Twain and Soap
"Whenever my missionaries overcame a knight errant on the road they washed him, and when he got well they swore him to go and get a bulletin-board and disseminate soap and civilization the rest of his days" (Twain 87).
Hank Morgan introduces soap to Arthurian England as a means of inducing social reform. Soap catches on, forcing his factory to increase from two employees to 15, working around the clock.
What does soap have to do with technology? It depends upon the definition of "technology." The most common view is that technology consists of products like cars, guns, or textiles. Such a definition would also include the means of production, such as machine tools, gauges, or looms. An expanded definition would include the system by which the production is managed, making the factory, the assembly line and the foreman important developments in technology.
Because Morgan produces soap in a factory, it might grudgingly be labelled a "low tech" product. However, Morgan's design is to use the soap as a tool for something else. First, he wants the soap and the concommitant advertisements to make the knights look silly. He calls the practice of having knights-errant "nonsense" (86) and wants it stopped. Second, he hopes to implement a practice of cleanliness among the nobility that will trickle down to the masses without being sanctioned by the Church. He hopes this will begin to undermine the way the Church controls every aspect of the people's lives.
Because he uses soap as a tool (almost a weapon!), it certainly qualifies as a form of technology, whether it's produced in a smelly factory near the palace or boiled in a vat in the back yard of a peasant family.
Twain's creative vision is historically accurate: people did not use soap for personal bathing in sixth century England.
Sumerian clay tablets dating c. 2500 B.C. are the first recorded mention of soap. It was made of water, alkali, and cassia oil, and was used to wash wool (Sappo Hill Soapworks). Records of ancient Egyptian, Greek, and Roman cultures indicate that soap was used for purposes such as washing clothes (a soap factory was found in the ruins of Pompeii, for example), but it was not part of bathing (Ellis).
After the fall of the Roman Empire, soapmaking, too, entered a Dark Age which lasted until about the 8th century in Europe. Use of soap was introduced to England around the 11th century by the Celts (Danielle Dane), who used it for bathing and washing (Ellis). However, soap was taxed heavily and was very expensive until 1853, when the tax on soap was repealed.

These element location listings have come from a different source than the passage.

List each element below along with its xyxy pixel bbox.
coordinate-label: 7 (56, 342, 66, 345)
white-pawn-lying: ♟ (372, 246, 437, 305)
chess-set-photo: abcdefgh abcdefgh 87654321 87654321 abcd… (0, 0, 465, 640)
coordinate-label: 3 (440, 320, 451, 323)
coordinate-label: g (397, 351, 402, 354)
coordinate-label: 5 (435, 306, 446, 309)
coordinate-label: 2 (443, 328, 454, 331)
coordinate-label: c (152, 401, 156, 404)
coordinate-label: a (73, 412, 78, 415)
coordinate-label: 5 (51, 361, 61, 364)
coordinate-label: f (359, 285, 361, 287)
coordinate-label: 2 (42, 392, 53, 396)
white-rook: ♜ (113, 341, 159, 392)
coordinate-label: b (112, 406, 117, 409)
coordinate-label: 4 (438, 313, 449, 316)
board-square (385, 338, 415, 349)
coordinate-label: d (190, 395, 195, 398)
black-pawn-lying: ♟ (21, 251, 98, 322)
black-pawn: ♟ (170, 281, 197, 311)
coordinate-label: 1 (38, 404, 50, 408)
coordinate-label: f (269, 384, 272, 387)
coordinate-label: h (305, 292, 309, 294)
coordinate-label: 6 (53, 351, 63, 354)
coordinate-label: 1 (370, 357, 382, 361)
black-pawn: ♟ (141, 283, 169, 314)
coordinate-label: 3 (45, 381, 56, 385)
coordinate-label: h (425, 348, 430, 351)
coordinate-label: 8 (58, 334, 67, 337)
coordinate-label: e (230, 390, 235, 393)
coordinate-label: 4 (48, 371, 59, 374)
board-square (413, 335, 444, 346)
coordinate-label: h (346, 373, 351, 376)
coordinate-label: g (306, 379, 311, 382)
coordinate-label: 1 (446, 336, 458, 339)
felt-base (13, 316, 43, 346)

Soap was considered important before 1853, though. Evidence of this is found in the records of the American colonists, who brought soap with them and considered it a necessity (Ellis). Soon the colonists realized they had the necessary ingredients -- ashes and animal fat -- and began to make their own soap. In addition, soapboilers and chandlers (soap and candlemakers) began arriving in the early 1600s (Sappo Hill).
The Procter and Gamble company was established in 1837 and began marketing Ivory Soap in 1879 with the slogans "99 and 44/100% Pure" and "It Floats" (Procter and Gamble). As soap became cheaper and less harsh, attitudes and standards related to cleanliness changed. Regular bathing and cleaner clothing became social norms. Twain included this trend in Connecticut Yankee.
Hank Morgan believed that cleaner peasants would be more likely to think for themselves. No greater claim has ever been made for a bar of soap.